Foto: Carlos Humberto/STF

Joaquim Barbosa, ex-ministro do Supremo Tribunal Federal, deve sair candidato à Presidência da República pelo PSB. É bom quando um magistrado conhecido, mesmo que aposentado, resolve se candidatar a um cargo público para poder fazer leis ou executa-las. Isso não significa que compartilho de seus pontos de vista, nem que terá o meu voto. Mas em um momento em que juízes se sentem mais soltos para usar seus cargos a fim de proferir decisões em prol de seus interesses políticos ou extrapolando suas funções, Barbosa faz um movimento que deveria ser seguido por outros que estão na ativa.

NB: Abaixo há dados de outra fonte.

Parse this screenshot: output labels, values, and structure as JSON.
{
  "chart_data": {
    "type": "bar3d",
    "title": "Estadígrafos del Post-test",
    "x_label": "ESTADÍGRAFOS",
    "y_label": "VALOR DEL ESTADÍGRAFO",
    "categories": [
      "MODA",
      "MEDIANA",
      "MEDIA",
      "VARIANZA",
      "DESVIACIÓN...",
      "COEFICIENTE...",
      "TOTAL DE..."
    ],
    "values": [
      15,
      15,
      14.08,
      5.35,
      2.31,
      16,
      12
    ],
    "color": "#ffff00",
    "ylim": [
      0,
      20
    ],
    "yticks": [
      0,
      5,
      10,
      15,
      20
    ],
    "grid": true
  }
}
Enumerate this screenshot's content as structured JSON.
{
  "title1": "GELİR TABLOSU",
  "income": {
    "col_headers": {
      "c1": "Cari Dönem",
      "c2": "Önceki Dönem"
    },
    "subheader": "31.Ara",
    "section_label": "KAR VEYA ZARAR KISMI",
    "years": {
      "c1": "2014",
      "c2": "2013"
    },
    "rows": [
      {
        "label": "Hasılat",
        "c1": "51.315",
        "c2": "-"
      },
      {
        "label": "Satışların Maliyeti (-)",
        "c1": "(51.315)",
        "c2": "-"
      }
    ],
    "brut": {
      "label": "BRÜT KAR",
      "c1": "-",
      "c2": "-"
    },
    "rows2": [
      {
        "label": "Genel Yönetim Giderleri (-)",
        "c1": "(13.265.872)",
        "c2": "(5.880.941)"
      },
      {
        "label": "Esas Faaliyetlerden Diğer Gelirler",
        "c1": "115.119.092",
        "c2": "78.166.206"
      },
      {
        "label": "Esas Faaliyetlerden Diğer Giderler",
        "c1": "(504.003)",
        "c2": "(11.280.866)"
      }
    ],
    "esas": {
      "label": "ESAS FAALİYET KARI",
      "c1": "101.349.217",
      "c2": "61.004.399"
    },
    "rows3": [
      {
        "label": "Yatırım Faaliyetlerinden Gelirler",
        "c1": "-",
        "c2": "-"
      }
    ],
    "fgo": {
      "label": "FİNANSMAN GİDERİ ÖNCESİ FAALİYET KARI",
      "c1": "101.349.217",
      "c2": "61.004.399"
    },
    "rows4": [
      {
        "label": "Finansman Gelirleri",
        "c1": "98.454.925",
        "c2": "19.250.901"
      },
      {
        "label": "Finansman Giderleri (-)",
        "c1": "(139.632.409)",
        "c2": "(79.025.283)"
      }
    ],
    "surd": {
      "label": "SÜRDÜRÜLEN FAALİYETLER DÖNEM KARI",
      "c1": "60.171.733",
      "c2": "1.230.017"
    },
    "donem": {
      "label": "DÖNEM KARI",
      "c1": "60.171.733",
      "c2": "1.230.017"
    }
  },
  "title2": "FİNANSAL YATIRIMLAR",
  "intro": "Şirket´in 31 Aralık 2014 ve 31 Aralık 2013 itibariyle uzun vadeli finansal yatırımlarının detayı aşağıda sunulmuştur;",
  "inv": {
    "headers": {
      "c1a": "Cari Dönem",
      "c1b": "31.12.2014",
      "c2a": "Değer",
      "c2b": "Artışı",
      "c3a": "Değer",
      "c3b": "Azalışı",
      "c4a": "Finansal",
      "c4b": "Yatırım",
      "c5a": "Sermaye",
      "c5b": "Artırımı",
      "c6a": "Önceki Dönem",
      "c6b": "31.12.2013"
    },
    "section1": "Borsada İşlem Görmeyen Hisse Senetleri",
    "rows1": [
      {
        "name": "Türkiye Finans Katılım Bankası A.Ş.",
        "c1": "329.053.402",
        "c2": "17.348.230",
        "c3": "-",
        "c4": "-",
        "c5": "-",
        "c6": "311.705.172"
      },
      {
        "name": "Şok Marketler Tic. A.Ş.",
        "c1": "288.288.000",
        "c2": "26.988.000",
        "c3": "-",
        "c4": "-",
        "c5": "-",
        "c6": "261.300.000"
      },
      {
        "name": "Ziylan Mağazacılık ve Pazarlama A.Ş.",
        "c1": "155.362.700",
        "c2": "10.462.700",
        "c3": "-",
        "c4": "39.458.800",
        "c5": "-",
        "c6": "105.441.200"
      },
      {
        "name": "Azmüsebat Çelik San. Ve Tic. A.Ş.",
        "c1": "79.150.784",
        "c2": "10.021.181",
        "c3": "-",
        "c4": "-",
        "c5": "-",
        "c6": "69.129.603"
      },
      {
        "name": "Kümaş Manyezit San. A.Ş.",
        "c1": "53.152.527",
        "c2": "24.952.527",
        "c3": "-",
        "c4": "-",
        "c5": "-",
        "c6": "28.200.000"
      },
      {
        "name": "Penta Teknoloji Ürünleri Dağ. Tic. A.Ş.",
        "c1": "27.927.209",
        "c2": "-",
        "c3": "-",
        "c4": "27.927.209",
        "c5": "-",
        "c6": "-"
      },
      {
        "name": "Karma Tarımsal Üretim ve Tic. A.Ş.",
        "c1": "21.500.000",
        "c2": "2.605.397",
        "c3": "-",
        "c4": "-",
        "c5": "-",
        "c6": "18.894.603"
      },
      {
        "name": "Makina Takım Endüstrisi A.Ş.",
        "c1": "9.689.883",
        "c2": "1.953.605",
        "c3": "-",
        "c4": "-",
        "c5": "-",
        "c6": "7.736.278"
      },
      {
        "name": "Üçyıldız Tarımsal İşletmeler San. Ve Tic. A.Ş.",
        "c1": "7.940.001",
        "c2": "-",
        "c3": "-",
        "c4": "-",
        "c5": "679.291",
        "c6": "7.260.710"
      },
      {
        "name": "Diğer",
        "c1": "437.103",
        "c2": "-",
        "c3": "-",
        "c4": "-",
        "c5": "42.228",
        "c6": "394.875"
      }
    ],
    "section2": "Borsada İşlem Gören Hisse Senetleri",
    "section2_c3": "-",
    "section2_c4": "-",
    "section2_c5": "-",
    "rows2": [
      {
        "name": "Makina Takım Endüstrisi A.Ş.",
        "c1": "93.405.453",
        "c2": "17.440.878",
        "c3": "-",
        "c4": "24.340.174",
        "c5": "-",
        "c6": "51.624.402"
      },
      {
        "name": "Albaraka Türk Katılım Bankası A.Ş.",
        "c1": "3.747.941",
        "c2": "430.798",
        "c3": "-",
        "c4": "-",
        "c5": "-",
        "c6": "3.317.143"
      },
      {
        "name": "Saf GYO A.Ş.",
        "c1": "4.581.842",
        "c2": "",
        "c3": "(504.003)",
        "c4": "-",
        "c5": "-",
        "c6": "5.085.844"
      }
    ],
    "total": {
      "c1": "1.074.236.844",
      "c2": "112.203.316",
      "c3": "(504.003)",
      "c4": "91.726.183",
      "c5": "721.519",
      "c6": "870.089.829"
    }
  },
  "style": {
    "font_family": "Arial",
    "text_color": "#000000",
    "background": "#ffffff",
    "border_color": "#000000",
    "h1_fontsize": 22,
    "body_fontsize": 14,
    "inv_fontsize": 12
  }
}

Mesmo movimento fez Flávio Dino (PC do B), que largou a carreira de juiz federal para se tornar deputado federal e, depois, governador do Maranhão.

Aqui não estou discutindo o mérito da passagem de Joaquim Barbosa pelo Supremo Tribunal Federal, que não se resumiu, aliás, a ser o relator do julgamento do Mensalão, muito menos analisando sua competência técnica. Tampouco afirmando que ele não fez política quando esteve no STF, porque fez. O que significa que poderia ter deixado a magistratura para se candidatar muito antes. Apenas falando do correto funcionamento do Estado.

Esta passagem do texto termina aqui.